06/08/2026
Révélation :
Quinze mois après avoir quitté l’Inspection générale des Finances, Jules Alingete Key rompt enfin le silence. Admis à la retraite avec éméritat en mai 2025 par le Président Félix Tshisekedi, l’homme qui a incarné la «Patrouille financière» entre 2020 et 2025 sort de sa réserve. Et il frappe fort.Dans cet entretien exclusif, l’ancien «super flic financier» décrit d’abord une retraite vécue «dans la sérénité et la dignité». Mais très vite, le ton se fait offensif. Il dit recevoir des «menaces anonymes» et faire face à une campagne de dénigrement orchestrée par des «criminels financiers» qu’il assure avoir empêchés de piller l’État. Pour lui, ces anciens «intouchables» n’ont jamais digéré d’être confrontés par l’Inspection générale des finances -IGF. Leur stratégie, dit-il, est claire: utiliser «l’argent sale volé à la République» pour acheter des relais médiatiques et faire prospérer l’idée perverse du «nous sommes tous pareils».

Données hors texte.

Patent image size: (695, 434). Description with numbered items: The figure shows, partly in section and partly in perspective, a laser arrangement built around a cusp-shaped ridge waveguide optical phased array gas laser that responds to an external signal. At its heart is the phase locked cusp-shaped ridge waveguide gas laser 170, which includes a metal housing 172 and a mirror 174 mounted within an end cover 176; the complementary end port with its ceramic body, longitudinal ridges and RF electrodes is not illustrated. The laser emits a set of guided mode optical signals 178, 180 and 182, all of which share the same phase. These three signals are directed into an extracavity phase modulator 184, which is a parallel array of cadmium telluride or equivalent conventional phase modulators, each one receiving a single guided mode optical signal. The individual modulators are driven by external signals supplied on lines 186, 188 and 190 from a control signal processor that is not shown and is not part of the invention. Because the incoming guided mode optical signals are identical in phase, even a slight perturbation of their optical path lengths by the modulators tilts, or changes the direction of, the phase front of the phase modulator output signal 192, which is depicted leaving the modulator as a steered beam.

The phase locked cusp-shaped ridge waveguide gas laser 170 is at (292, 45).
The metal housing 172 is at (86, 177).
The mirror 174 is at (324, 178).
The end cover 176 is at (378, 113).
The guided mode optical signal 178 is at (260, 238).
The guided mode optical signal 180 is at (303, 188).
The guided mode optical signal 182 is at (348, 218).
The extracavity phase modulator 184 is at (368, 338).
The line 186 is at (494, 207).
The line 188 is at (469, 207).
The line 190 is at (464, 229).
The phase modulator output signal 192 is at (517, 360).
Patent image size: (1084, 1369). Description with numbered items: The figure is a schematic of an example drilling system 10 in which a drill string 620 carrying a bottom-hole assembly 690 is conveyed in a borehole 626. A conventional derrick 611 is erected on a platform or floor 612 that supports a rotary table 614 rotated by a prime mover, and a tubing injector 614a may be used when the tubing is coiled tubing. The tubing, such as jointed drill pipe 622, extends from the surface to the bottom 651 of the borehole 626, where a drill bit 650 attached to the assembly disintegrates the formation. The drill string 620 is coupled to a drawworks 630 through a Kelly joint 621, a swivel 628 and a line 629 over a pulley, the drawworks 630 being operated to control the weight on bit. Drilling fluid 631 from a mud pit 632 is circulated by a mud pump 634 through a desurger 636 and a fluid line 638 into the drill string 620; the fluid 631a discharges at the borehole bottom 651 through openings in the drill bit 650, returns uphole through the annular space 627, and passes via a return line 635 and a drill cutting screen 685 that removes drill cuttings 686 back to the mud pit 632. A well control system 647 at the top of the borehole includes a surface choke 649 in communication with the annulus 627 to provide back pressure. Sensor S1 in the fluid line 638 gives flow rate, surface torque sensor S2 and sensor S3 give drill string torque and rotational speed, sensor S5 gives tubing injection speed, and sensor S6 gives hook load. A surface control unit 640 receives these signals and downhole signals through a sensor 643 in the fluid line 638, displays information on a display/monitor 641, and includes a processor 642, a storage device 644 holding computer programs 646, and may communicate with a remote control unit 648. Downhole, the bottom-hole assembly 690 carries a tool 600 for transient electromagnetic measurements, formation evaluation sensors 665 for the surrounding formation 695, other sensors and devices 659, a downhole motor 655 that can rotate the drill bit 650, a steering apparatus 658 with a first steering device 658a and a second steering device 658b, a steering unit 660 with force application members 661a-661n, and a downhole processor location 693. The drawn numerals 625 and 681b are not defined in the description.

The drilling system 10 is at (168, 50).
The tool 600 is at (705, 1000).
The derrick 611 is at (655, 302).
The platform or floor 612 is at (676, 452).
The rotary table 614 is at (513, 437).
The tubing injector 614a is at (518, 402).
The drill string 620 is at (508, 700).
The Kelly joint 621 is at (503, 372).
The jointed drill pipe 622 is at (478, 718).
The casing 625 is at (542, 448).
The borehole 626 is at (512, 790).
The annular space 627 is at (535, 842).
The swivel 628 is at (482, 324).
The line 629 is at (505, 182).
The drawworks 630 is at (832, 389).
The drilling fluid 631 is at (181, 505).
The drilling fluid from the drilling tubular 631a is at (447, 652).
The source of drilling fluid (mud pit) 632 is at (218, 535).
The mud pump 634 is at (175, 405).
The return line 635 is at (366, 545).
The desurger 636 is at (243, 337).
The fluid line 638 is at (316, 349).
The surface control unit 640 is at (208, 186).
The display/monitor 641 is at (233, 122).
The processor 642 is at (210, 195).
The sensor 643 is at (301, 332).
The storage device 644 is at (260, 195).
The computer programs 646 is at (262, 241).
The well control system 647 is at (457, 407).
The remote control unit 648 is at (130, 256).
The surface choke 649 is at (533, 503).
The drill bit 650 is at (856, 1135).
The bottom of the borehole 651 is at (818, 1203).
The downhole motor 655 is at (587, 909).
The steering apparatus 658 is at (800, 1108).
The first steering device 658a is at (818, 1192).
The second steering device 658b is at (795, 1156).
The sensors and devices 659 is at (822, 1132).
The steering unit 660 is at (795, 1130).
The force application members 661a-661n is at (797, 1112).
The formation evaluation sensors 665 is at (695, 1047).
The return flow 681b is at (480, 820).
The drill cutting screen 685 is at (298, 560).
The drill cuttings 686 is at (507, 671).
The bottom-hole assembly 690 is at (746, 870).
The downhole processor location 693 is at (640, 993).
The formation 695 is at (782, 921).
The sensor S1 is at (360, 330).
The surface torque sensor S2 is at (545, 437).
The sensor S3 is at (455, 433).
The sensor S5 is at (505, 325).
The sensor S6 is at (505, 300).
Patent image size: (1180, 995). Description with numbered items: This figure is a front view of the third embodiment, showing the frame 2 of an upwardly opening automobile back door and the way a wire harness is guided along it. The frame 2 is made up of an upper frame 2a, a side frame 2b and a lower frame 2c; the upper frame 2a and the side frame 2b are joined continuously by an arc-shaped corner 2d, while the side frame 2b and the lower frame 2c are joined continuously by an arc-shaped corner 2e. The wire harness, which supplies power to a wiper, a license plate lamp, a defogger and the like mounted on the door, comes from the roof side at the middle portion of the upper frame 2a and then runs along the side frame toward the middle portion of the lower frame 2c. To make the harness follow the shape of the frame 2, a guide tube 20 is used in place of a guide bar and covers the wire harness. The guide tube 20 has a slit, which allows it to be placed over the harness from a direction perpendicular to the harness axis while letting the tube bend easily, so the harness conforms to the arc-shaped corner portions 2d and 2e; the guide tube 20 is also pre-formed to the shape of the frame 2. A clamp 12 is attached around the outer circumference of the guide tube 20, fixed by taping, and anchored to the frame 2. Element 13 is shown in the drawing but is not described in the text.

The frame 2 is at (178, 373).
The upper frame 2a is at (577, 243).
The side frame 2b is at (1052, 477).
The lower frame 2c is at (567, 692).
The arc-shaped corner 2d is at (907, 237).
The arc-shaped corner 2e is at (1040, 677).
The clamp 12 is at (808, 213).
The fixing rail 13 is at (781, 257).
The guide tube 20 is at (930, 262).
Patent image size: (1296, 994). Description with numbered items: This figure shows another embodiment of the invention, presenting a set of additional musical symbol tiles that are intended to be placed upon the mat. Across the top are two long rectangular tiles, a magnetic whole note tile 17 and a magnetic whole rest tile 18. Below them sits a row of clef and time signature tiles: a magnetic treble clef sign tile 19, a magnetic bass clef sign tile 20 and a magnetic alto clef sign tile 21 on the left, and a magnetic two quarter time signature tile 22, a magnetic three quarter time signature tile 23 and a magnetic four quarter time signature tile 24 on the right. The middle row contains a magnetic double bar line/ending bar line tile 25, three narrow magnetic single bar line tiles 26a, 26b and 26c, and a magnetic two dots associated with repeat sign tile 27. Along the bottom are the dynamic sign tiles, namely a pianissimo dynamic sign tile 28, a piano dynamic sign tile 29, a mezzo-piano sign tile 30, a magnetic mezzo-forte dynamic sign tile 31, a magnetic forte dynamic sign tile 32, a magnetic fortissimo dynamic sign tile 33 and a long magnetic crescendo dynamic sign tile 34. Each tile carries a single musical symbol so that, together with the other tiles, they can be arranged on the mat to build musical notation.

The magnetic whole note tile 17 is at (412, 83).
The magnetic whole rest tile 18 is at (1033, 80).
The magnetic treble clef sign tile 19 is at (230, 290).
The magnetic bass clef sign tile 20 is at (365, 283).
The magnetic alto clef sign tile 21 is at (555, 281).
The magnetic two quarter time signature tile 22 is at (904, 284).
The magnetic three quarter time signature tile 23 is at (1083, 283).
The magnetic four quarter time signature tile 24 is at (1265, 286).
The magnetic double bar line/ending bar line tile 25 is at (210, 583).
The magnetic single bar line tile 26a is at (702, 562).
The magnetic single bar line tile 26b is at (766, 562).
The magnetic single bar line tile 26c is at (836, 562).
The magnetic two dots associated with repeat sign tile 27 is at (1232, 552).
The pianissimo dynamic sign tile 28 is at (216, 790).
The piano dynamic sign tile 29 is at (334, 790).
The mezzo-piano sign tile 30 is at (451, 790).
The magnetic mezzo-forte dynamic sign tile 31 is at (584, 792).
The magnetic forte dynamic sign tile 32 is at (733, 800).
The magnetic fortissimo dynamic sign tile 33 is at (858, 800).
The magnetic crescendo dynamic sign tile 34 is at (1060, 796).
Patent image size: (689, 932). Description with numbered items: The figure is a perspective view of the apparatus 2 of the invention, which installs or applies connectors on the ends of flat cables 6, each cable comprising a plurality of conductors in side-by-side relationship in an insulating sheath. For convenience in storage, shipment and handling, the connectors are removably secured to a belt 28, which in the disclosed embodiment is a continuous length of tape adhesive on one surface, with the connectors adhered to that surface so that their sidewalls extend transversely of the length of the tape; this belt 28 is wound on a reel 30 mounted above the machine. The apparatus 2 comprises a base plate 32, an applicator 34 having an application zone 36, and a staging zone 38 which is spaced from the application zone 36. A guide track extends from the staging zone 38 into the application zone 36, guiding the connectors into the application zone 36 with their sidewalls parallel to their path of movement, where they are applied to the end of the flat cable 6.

Au cœur de sa sortie, une revendication de loyauté. Alingete rappelle que l’IGF relève de «l’autorité directe» du Président de la République. «Le Chef de l’État n’a qu’une seule préoccupation: la paix et le développement pour les Congolais», affirme-t-il. C’est précisément cet alignement qui, selon lui, déclenche la haine. «Ils pensaient qu’une fois à la retraite, j’allais râler comme eux. Ma loyauté les déboussole», lâche-t-il.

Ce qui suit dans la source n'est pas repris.